Do you need this data?
Before GDPR there did seem to be an attitude amongst some organisations to gather as much data as possible and then decide what to do with it afterwards. One of the benefits of GDPR is that there is now a potential cost to this kind of attitude, since every piece of data now has both a benefit and a risk to it.
Sheffield Council was clearly gathering number plate data as part of it's enforcement of traffic and parking laws. But was indiscriminately gathering all journeys from all 100 cameras really serving this goal? If they restricted data gathering to only the times and areas that enforcement was in place, would the amount of data spilled, and therefore their inevitable fine from the Information Commissioners' Office, be much less?
That's for them to decide, not me, but the point is to say that ever piece of data has a risk and reward, and all businesses need to seriously consider this balance before switching on funky features like ANPR.
Some of the reasons some of our customers use ANPR, and the limitations imposed, include:
- Managing site access to approved vehicles only (via camera + barrier combo). Vehicles on the road beyond the barrier can be seen by the camera, but number plates are not recorded until the barrier is approached.
- Monitoring an area beset by fly-tipping. Number plates of vehicles are recorded once fully turned off the main road and into the affected area. Records are kept for a limited time, just enough to allow for manual retreival in case of an incident.
In effect, only gather what you need, only keep it for as long as you need it, and make sure you regularly return to the reasons that you need it, so if this changes, data gathering won't continue indefinitely without good reason.
Start with "Secure by Default", and record from there.
Whether Sheffield Council's ANPR system was delivered by the vendor as entirely lacking in access control is not entirely clear, but we know from the artcile the system was first installed in 2014, and although this isn't a long time ago, things have changed quite a lot since then.

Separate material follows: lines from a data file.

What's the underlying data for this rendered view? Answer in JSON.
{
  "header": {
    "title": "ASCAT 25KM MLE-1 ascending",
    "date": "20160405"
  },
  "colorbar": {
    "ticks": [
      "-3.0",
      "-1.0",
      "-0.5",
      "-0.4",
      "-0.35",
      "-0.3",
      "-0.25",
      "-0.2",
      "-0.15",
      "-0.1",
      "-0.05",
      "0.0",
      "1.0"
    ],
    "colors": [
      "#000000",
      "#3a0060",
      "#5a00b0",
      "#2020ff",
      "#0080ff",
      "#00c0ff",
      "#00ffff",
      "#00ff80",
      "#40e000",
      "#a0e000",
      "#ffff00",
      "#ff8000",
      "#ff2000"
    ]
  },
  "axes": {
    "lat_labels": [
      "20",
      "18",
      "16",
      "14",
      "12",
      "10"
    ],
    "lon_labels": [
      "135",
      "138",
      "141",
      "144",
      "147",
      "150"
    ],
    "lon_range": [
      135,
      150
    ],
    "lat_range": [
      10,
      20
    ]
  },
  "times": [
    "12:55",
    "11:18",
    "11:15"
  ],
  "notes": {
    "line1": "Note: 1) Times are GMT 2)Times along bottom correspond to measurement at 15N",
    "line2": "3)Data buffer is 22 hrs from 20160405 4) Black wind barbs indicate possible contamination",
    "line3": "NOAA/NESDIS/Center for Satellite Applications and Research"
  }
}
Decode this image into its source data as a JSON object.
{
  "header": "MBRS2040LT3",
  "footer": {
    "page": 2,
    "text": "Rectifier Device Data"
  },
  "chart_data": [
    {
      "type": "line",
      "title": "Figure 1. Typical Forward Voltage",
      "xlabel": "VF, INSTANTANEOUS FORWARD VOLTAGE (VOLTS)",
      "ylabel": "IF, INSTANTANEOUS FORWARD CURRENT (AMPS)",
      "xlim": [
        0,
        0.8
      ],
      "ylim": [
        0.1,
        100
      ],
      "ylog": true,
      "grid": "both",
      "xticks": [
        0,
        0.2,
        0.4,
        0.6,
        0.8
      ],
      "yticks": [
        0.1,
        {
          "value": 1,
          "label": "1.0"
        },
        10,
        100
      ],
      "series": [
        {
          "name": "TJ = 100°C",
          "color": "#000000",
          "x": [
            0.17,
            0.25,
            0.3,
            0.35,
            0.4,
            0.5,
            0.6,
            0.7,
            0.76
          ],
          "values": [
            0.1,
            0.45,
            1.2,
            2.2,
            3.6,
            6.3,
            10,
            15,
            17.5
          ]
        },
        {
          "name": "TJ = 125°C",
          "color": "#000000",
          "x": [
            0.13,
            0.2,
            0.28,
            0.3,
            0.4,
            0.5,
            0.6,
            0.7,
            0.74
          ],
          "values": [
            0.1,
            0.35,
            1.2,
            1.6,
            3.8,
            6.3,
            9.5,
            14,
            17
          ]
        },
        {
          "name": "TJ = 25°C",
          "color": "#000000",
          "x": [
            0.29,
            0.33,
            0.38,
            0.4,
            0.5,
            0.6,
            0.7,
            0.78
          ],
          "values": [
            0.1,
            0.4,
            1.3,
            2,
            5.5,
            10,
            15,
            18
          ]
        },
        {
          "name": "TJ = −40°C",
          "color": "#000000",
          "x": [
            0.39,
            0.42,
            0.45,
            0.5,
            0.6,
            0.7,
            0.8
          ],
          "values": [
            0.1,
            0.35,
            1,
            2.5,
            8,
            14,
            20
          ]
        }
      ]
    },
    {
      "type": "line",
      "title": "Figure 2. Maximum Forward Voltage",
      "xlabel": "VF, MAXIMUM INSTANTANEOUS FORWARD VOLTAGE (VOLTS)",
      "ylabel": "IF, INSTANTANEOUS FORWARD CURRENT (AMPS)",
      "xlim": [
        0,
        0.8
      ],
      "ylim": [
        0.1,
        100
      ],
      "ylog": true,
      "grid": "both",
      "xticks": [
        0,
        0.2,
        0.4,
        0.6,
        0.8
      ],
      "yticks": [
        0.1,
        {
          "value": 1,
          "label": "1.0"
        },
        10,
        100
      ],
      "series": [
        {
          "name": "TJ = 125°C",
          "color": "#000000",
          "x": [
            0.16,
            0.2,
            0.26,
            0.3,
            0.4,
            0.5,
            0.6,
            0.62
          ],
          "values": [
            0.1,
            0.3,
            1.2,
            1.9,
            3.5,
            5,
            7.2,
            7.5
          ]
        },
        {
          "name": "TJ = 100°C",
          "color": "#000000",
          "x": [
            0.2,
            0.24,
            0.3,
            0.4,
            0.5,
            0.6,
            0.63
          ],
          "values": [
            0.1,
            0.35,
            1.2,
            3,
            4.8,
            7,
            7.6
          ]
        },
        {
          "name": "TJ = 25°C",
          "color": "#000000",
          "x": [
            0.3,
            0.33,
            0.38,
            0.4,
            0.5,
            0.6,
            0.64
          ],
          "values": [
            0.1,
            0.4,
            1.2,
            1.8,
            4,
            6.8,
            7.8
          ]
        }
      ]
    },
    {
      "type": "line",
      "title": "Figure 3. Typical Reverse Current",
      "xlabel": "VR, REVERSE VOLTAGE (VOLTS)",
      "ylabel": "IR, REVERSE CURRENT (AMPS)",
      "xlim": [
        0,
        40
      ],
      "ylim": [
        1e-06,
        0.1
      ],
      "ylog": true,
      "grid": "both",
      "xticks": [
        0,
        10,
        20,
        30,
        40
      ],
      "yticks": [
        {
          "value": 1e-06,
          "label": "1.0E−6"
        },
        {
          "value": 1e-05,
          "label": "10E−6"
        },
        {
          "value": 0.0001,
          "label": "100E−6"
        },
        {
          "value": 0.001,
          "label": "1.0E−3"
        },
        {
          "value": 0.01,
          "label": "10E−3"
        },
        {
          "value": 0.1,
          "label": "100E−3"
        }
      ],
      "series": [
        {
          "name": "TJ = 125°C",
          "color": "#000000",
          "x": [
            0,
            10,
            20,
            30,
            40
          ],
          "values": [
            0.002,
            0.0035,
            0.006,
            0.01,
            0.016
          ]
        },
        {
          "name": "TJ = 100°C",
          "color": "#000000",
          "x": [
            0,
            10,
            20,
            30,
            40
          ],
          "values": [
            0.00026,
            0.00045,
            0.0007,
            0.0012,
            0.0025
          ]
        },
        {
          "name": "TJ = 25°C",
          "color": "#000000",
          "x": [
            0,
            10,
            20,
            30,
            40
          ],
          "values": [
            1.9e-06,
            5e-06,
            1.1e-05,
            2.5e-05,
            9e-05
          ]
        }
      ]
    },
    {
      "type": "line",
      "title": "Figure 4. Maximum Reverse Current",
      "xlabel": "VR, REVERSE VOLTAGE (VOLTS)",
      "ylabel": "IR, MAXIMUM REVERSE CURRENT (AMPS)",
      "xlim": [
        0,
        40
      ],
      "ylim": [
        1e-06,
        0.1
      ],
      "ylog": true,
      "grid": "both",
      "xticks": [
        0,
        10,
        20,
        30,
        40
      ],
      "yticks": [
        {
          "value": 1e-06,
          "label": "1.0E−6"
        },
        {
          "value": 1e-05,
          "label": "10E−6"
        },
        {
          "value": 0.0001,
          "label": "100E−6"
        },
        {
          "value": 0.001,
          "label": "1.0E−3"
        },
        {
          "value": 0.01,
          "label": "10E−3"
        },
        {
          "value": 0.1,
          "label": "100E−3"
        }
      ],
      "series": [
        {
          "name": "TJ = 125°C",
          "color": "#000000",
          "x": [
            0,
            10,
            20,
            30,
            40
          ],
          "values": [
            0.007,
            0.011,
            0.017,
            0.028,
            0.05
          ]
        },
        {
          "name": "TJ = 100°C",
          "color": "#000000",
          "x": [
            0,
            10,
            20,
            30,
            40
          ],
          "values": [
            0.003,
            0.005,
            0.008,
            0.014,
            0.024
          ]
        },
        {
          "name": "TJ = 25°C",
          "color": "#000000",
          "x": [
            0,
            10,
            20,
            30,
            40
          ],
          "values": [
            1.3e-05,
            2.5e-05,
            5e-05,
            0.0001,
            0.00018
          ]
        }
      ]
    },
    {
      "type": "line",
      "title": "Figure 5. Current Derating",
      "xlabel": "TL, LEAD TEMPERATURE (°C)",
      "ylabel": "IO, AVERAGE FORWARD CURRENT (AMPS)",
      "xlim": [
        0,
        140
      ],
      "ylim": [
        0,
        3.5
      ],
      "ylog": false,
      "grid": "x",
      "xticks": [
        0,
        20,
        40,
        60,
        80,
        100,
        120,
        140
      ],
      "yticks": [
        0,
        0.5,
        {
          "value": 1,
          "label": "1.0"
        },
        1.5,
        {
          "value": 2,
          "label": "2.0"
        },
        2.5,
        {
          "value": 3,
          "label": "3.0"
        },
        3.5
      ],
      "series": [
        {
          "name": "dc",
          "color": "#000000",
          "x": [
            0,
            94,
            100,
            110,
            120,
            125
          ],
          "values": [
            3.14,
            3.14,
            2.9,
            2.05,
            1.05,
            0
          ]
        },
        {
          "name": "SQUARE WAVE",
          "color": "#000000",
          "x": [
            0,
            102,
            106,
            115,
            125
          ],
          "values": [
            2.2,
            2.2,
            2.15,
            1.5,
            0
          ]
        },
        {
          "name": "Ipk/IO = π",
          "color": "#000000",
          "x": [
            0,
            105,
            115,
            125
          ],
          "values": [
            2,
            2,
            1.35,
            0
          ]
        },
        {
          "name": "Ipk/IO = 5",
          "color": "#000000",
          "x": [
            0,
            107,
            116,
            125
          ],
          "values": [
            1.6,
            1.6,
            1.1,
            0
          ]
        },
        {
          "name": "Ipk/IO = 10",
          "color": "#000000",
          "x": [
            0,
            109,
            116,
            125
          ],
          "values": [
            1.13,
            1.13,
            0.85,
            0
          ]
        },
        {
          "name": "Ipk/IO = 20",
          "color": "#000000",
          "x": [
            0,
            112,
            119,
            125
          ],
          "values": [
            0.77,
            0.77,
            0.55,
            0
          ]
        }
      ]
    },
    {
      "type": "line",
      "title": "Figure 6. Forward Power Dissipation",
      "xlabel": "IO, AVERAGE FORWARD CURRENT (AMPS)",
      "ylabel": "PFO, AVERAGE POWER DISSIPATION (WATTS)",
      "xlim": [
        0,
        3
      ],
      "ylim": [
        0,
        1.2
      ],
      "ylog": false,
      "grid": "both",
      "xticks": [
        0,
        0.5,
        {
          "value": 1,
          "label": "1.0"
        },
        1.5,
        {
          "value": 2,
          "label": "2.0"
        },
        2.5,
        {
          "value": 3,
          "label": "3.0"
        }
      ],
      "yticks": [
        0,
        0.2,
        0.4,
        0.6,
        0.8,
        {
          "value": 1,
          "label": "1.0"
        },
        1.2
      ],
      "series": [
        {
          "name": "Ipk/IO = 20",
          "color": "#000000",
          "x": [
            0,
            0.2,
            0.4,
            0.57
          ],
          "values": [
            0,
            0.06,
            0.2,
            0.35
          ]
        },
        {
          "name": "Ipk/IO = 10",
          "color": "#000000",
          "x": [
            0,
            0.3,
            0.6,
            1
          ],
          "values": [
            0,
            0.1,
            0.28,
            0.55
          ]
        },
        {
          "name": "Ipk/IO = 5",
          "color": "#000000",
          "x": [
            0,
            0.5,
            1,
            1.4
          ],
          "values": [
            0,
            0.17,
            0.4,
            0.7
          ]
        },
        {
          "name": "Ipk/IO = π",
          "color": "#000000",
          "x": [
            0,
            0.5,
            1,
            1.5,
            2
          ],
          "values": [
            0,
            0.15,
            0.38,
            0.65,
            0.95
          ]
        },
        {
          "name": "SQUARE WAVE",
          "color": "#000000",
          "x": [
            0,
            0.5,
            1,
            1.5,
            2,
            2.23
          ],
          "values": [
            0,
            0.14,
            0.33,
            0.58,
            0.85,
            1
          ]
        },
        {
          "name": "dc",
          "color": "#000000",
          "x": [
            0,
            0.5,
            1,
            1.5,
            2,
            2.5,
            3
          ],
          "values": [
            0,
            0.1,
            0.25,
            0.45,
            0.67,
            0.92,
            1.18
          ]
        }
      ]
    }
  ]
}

The visual security (CCTV) industry has had an issue with a proliferation of cheap but powerful devices, in particual IP cameras, being home installed and being open to public access by default. Being plentiful, powerful and lacking in security, these devices were targeted by hackers to use in their attacks on businesses and indiviuals.
As a result the industry and British Government came together to launch the "Secure By Default" initiative. You can see our blog about it here, but it is in effect a kite mark initiative whereby products sold under the kitemark are certified to be secure from easy external attack if they are just turned on, connected and left.
By ensuring you only purchase Secure By Default products you can ensure a basic level of security from the start, making for a sound security foundation.
Now, it may be that you will need to loosen some of this security in order to enable, for instance, remote access to camera dashboard, and this is where procedures and recording comes in. You must make it your business to know who is requesting system security changes, why they need it, and whether loosening your overall security is sufficient pay off for the usability gains made. Otherwise all your good security can be undone, and you won't know when, why, and for how long this has been for.
I suspect this may the boat in which Sheffield City Council find itself right now.
I geenuinely wish them good luck in recovering from this scandal, and if they want someone to come and build a properly secure system for them, they know where I am!